A few days ago I shared my story with the jack Russell Joe and the cat Alice. Stephen and I had to take care of them, while their two owners were away on a trip. I got myself thinking, why would people pay for a pet, clean a mess they haven’t made, pay for food and put in so much effort into taking care of it? Then all the psychological benefits of owning a fluffy friend started flooding my mind. And they are many! I will briefly discuss a few.
1. Dog owners, in comparison to people who don’t live with dogs rate higher on scales for happiness, calmness, health. Episodes of major depression are very rare and overall dog owners perform better on different cognitive tasks and at work. Dogs are often used for therapy for people with terminal illness. Here is what many people believe to be true about the beneficial effects of pets.
2. Dogs teach their owners how to be better friends and spouses. A dog owner is more responsible and reliable. He is used to clean messes and he is used to responsibility, so it is not rare that dog owners and those who owned dogs prior to marriage are considered as better helpers at home. They are also considered as more reliable and loyal friends. No wonder about that, huh? After all they have the best example of friendship at home.
3. People who live alone are more likely to meet new people, because of their pet. The human-animal bond is so easy, unlike the human-human relationships. A dog will always be there for you and will give you all its love. However, meeting new people and making new friends could be quite hard in nowadays technological society. For this reason, people who are alone and walking the dog, are more likely to interact with strangers. Studies show that such people are often stopped by strangers who want to say hello to the dog.
Consider the interesting story of Emma Cooper (71):
“I was out walking Surrey, my cocker spaniel and this man stopped to give him a pat. He seemed like a nice man and told me that he used to have a blonde cocker spaniel just like Surrey. We started to talk about living with dogs and then stopped for a cup of coffee. Well one thing led to another and Bill and I are getting married next month – as soon as we can find a clergyman who is willing to let a dog stand in as the best man!”
4. Further psychological research shows that dog owners are emotionally stable, healthier, possess psysical fitness and self-esteem. The mere fact that you have to go out and walk your dog, already makes you want to slip away from your pajamas. You wake up earlier, feel better, the fresh morning air energizes you and the walk with your dog increases your fitness and improves your well-being. Owning a pet simply structures your day.

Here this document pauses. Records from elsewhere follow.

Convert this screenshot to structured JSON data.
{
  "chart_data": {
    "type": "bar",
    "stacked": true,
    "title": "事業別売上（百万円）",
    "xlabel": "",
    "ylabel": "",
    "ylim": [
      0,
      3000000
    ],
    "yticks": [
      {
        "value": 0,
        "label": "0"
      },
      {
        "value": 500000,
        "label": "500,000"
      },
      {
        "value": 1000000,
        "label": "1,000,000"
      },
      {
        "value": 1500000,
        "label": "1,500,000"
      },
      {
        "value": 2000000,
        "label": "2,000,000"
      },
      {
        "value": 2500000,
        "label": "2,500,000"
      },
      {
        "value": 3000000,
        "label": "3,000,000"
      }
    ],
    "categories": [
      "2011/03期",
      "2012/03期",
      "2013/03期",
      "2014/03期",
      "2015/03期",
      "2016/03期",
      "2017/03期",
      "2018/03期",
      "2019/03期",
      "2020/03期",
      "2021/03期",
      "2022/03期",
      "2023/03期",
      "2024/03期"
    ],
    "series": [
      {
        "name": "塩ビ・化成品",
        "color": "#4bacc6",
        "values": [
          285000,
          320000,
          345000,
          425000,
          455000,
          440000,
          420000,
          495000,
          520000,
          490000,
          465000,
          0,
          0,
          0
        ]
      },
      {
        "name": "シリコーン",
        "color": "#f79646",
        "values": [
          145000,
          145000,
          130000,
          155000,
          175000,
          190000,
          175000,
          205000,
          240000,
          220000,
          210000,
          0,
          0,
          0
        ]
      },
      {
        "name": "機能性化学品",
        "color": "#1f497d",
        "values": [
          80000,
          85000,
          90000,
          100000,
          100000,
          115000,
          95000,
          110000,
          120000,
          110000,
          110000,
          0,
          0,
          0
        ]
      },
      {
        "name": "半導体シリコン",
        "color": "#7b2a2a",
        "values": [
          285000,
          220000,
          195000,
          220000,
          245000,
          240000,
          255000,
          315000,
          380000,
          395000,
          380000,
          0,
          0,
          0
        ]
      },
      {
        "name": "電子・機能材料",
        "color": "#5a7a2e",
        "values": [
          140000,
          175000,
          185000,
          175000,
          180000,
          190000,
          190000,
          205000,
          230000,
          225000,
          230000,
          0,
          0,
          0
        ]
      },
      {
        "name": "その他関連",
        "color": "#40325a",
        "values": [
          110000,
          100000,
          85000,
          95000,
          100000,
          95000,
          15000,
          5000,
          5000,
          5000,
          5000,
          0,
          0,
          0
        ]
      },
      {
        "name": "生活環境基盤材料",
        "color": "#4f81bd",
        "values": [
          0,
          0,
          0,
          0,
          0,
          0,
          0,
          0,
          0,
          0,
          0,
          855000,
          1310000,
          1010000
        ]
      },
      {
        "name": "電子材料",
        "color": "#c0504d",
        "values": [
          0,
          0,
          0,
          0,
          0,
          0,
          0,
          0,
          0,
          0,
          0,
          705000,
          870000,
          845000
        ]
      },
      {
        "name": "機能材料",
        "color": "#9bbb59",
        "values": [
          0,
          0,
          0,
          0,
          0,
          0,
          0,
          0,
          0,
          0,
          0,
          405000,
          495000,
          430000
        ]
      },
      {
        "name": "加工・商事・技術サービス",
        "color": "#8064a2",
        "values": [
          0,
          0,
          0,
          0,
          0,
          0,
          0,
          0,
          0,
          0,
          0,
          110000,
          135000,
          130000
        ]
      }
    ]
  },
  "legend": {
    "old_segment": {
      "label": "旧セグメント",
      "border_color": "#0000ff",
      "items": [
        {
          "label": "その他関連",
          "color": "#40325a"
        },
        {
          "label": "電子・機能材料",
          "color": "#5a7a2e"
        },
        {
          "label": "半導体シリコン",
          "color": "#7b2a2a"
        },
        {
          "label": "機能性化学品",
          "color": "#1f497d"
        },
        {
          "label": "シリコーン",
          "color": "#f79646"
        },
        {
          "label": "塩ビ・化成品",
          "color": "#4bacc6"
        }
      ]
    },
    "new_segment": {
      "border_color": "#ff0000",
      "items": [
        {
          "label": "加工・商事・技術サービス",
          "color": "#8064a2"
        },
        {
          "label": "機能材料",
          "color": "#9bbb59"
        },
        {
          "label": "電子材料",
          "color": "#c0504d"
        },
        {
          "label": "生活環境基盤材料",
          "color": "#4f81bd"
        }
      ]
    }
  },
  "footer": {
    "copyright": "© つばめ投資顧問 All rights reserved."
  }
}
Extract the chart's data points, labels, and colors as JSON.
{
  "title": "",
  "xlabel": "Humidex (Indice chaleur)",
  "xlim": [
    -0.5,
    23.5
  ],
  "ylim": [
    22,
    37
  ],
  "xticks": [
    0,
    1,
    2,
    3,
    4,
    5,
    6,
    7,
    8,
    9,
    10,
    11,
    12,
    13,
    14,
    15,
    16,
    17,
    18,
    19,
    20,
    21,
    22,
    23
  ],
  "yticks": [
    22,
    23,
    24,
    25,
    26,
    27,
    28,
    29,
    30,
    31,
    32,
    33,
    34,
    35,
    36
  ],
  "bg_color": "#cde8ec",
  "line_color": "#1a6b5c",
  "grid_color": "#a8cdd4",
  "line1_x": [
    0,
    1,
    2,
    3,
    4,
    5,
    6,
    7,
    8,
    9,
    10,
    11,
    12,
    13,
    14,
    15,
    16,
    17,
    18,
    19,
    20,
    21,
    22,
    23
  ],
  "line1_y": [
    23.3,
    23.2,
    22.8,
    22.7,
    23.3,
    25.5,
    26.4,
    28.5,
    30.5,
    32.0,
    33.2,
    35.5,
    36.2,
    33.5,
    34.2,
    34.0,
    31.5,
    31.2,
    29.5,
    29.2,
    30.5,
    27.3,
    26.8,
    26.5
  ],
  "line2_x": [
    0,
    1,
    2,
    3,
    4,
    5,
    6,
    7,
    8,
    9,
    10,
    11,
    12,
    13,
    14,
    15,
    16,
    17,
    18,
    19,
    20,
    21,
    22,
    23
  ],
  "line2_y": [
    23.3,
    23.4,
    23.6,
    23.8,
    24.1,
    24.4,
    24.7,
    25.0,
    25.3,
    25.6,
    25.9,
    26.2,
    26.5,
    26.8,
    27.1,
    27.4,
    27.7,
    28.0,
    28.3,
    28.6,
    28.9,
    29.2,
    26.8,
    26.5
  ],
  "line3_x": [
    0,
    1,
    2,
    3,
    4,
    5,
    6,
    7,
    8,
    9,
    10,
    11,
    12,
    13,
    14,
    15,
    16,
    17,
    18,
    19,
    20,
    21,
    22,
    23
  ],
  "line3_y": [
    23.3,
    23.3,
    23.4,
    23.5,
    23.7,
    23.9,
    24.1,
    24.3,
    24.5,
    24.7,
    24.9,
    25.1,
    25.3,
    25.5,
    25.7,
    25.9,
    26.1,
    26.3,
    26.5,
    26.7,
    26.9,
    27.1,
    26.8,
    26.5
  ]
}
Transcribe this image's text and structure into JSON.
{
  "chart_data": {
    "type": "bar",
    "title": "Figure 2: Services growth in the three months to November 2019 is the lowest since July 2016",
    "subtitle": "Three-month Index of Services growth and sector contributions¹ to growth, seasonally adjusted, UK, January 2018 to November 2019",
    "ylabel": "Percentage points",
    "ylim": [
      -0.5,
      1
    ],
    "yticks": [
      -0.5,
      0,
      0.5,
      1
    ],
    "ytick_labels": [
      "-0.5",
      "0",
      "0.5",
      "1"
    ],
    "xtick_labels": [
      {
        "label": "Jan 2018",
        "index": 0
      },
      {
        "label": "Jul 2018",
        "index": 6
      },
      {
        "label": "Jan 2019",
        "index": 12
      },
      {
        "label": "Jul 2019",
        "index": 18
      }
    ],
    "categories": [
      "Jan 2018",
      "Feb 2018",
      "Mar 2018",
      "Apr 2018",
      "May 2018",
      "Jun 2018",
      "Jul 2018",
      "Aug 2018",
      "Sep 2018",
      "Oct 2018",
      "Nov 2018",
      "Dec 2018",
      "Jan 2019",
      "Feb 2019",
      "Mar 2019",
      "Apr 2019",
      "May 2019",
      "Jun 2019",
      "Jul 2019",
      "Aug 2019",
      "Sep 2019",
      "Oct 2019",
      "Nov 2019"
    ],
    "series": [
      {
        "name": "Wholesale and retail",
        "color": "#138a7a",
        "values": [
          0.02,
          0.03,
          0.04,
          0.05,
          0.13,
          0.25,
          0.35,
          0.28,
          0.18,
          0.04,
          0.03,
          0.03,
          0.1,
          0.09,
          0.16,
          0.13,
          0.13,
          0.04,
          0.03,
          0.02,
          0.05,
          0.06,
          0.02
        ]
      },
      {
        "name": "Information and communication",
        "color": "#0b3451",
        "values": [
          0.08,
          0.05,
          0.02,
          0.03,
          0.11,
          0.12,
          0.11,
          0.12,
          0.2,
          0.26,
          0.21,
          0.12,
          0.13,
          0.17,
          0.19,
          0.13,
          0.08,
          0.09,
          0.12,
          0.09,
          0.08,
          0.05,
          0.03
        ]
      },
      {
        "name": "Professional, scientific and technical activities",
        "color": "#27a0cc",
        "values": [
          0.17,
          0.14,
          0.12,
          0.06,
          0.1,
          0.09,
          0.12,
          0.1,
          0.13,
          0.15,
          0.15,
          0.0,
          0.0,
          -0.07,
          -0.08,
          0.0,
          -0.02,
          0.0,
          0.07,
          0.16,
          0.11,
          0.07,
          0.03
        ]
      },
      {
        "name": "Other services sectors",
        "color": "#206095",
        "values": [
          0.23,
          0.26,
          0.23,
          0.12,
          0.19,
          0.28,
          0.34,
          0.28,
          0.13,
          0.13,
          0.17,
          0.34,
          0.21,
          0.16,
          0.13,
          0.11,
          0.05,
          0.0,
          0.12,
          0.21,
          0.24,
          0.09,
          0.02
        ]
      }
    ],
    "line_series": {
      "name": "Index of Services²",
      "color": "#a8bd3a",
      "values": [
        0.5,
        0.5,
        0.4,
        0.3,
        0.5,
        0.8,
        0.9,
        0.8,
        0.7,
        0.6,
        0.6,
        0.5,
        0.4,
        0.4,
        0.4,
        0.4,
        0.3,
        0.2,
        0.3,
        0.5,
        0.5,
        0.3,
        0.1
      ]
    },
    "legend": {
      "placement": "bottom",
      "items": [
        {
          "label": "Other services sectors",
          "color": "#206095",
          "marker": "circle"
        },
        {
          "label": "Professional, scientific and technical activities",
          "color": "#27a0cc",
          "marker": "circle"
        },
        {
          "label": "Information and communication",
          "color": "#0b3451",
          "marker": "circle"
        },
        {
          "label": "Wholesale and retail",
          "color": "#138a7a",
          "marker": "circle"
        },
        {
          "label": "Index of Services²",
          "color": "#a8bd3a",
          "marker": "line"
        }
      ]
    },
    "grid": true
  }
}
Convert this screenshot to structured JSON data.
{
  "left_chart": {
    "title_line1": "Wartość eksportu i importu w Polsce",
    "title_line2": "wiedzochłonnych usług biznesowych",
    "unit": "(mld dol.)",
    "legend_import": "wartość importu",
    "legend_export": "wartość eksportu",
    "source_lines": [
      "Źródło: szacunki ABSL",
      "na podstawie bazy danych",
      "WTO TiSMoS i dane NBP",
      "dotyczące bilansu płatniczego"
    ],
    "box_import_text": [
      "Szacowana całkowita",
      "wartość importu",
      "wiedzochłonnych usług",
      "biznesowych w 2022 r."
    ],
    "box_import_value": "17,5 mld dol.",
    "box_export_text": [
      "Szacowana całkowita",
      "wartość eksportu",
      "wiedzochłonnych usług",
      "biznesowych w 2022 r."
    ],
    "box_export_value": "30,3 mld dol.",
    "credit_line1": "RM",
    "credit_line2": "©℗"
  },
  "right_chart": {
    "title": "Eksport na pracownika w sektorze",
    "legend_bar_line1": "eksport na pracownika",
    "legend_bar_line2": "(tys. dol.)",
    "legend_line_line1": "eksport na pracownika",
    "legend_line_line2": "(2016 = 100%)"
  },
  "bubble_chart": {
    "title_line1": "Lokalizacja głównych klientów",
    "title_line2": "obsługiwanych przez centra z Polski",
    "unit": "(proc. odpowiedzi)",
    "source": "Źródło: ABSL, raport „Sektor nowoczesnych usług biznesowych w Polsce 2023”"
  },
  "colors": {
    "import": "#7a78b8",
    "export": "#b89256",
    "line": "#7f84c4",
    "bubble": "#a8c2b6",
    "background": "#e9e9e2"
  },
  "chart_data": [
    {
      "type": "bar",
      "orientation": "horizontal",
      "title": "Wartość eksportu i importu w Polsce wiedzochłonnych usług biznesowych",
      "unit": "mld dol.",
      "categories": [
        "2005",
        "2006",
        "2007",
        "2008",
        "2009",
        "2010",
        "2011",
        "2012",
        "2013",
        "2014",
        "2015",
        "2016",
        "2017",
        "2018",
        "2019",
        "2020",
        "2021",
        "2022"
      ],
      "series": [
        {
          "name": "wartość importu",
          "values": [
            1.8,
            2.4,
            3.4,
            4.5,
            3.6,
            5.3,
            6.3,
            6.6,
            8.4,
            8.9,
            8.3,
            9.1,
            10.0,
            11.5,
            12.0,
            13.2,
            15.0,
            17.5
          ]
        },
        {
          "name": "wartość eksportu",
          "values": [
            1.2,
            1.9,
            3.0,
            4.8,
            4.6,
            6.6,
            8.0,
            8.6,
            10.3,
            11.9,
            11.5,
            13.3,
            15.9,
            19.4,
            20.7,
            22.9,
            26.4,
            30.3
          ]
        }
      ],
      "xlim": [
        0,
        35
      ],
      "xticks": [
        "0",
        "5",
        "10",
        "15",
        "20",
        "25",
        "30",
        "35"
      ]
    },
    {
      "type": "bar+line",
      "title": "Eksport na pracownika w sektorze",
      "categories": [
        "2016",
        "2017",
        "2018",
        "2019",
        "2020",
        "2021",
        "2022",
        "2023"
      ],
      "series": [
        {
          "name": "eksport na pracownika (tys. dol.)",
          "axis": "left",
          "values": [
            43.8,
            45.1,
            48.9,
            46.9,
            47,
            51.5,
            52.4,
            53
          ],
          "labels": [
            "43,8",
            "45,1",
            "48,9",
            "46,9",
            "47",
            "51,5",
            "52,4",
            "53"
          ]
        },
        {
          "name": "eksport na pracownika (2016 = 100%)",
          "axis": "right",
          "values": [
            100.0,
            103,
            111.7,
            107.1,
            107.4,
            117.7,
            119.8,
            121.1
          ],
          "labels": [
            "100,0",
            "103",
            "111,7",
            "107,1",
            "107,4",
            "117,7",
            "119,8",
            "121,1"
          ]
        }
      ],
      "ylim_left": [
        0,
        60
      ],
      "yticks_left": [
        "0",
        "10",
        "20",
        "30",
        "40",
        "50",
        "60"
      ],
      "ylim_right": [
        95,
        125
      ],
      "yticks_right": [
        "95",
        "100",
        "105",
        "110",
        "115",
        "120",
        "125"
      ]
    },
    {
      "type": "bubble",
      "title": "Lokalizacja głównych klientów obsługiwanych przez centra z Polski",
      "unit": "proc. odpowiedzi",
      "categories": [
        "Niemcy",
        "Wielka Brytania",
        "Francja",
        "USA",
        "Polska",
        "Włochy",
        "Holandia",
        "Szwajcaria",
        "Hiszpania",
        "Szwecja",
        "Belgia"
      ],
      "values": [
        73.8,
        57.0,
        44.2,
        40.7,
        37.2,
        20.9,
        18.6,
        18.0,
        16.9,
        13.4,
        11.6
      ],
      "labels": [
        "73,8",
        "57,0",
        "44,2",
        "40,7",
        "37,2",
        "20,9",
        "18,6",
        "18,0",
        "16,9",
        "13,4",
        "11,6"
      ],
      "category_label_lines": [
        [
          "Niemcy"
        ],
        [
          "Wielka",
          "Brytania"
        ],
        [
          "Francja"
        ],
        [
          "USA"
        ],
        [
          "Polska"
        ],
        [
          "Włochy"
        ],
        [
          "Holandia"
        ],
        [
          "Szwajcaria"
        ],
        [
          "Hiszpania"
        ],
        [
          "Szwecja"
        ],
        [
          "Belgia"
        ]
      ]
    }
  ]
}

5. On the other hand, when the dog rests its head on you, it calms you down and makes you produce happy hormones. Who wouldn’t want that?
6. Cat purring has a beneficial effect on you. Even though a cat purs mainly because she feels that she is superior to you in that very moment, I don’t know a person who doesn’t like the purring of a cat.
7. Owning a pet adds meaning and joy to your life. As you get older, things you previously did and your hobbies become something of the past. In addition, you may lose your spouse, or your children might move away. A pet can help you feel better as it encourages playfulness, laughter, physical activity and increases your sense of self-worth.